Secretary of State James Baker has introduced a curious new rationale for our changing Persian Gulf policies: jobs.
"An economic recession worldwide, caused by the control by one nation - one dictator if you will - of the West's economic lifeline will result in the loss of jobs for American citizens," the secretary tells us.Well, whatever the public relations appeal he anticipates in using this argument, the economics are essentially wrong. Far from saving jobs, the administration's new "offensive option" will probably mean more job losses and deepening recession.
With the gulf crisis, as we all know, crude oil rose in price from $18 a barrel to as high as $40 before settling at about $30 a barrel. This price rise contributes to a recession by draining off consumer purchasing power.
The joker is that oil prices rose not so much in response to the brutal invasion of Kuwait itself but because of the threat of general war in the region.
The invasion of Kuwait and the consequent sanctions cut off only a small portion of the world's supply of oil, an amount that Saudi Arabia readily made up. War, however, threatens the wholesale destruction of oil installations and a possibly long-term interruption of oil supplies.
A number of Western analysts have calculated that the optimum price for Hussein, if he could control the oil, would be about $25 a barrel.
Now $25 a barrel is significantly more than the $18 a barrel before the Kuwait invasion.

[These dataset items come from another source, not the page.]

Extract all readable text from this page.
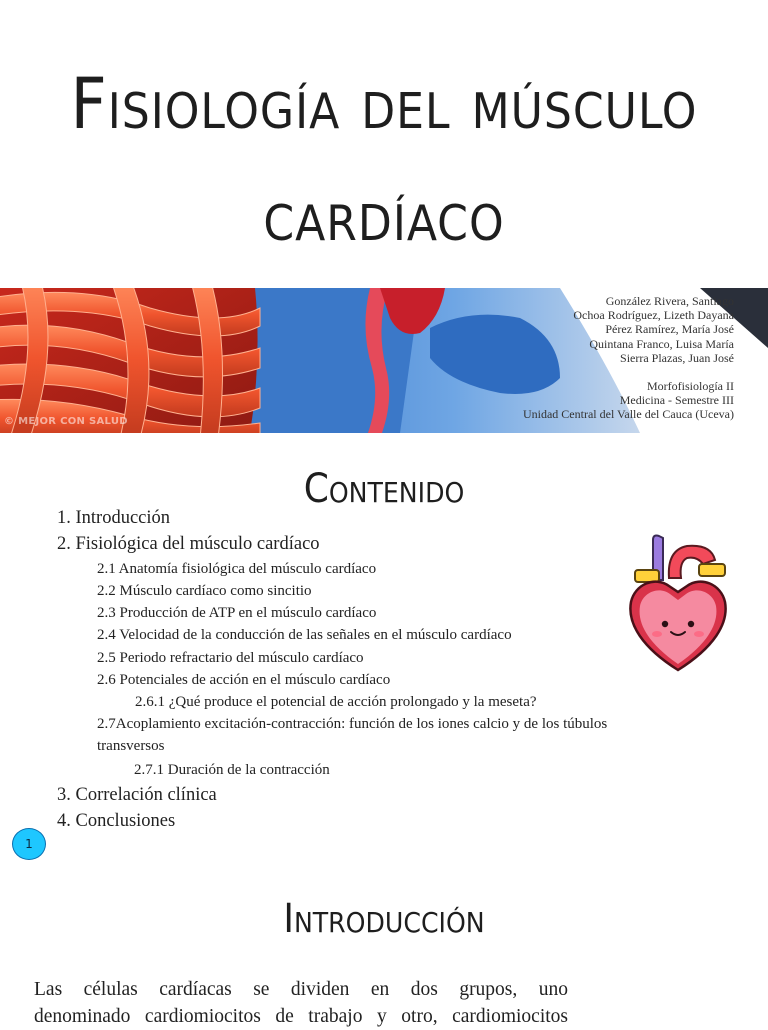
Fisiología del músculo
cardíaco
© MEJOR CON SALUD
González Rivera, Santiago
Ochoa Rodríguez, Lizeth Dayana
Pérez Ramírez, María José
Quintana Franco, Luisa María
Sierra Plazas, Juan José
Morfofisiología II
Medicina - Semestre III
Unidad Central del Valle del Cauca (Uceva)
Contenido
1. Introducción
2. Fisiológica del músculo cardíaco
2.1 Anatomía fisiológica del músculo cardíaco
2.2 Músculo cardíaco como sincitio
2.3 Producción de ATP en el músculo cardíaco
2.4 Velocidad de la conducción de las señales en el músculo cardíaco
2.5 Periodo refractario del músculo cardíaco
2.6 Potenciales de acción en el músculo cardíaco
2.6.1 ¿Qué produce el potencial de acción prolongado y la meseta?
2.7Acoplamiento excitación-contracción: función de los iones calcio y de los túbulos
transversos
2.7.1 Duración de la contracción
3. Correlación clínica
4. Conclusiones
1
Introducción
Las células cardíacas se dividen en dos grupos, uno
denominado cardiomiocitos de trabajo y otro, cardiomiocitos
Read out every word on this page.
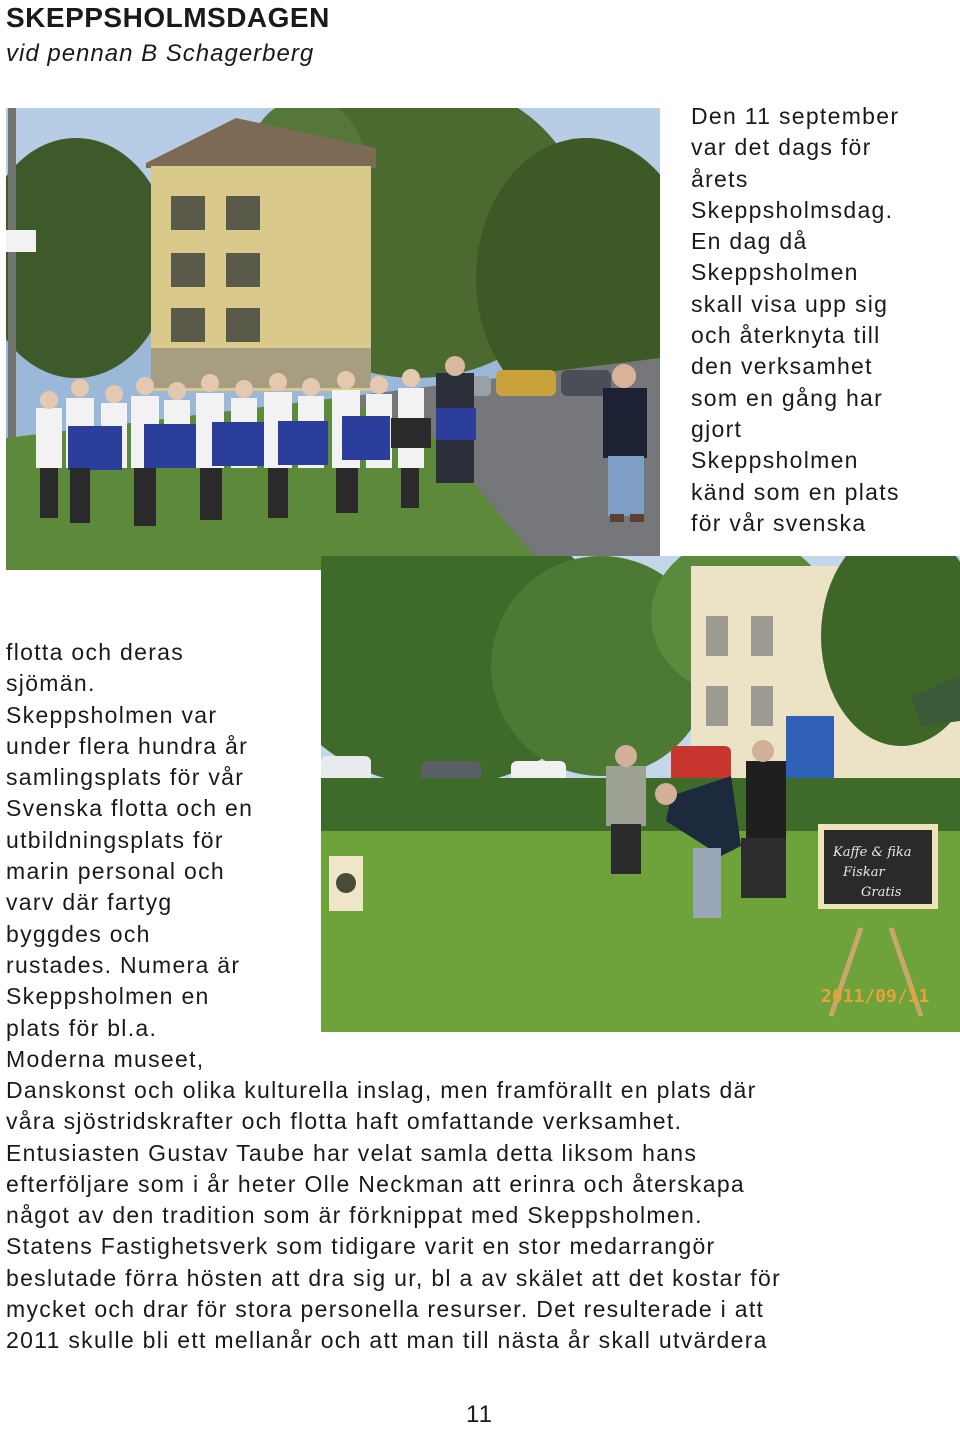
SKEPPSHOLMSDAGEN

vid pennan B Schagerberg

Den 11 september
var det dags för
årets
Skeppsholmsdag.
En dag då
Skeppsholmen
skall visa upp sig
och återknyta till
den verksamhet
som en gång har
gjort
Skeppsholmen
känd som en plats
för vår svenska

Kaffe & fika
Fiskar
Gratis
2011/09/11

flotta och deras
sjömän.
Skeppsholmen var
under flera hundra år
samlingsplats för vår
Svenska flotta och en
utbildningsplats för
marin personal och
varv där fartyg
byggdes och
rustades. Numera är
Skeppsholmen en
plats för bl.a.
Moderna museet,

Danskonst och olika kulturella inslag, men framförallt en plats där
våra sjöstridskrafter och flotta haft omfattande verksamhet.
Entusiasten Gustav Taube har velat samla detta liksom hans
efterföljare som i år heter Olle Neckman att erinra och återskapa
något av den tradition som är förknippat med Skeppsholmen.
Statens Fastighetsverk som tidigare varit en stor medarrangör
beslutade förra hösten att dra sig ur, bl a av skälet att det kostar för
mycket och drar för stora personella resurser. Det resulterade i att
2011 skulle bli ett mellanår och att man till nästa år skall utvärdera

11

But it is still much less in real terms than what we were paying a decade ago - not the stuff of recession.
There is one saving grace to our military escalation, which is already threatening to cost $30 billion a year. All that government spending, which so many want to reduce, would pour into the economy.
Between the people "employed" in the armed forces, those working in expanded defense industries and those using wartime incomes to purchase goods from our non-military companies, the unemployment rate would decline. It is now close to 6 percent, compared with 1 percent in World War II and about 3 percent during the Vietnam War.
If that is what Mr. Baker has in mind, he may be right after all that our policy is aimed at saving jobs.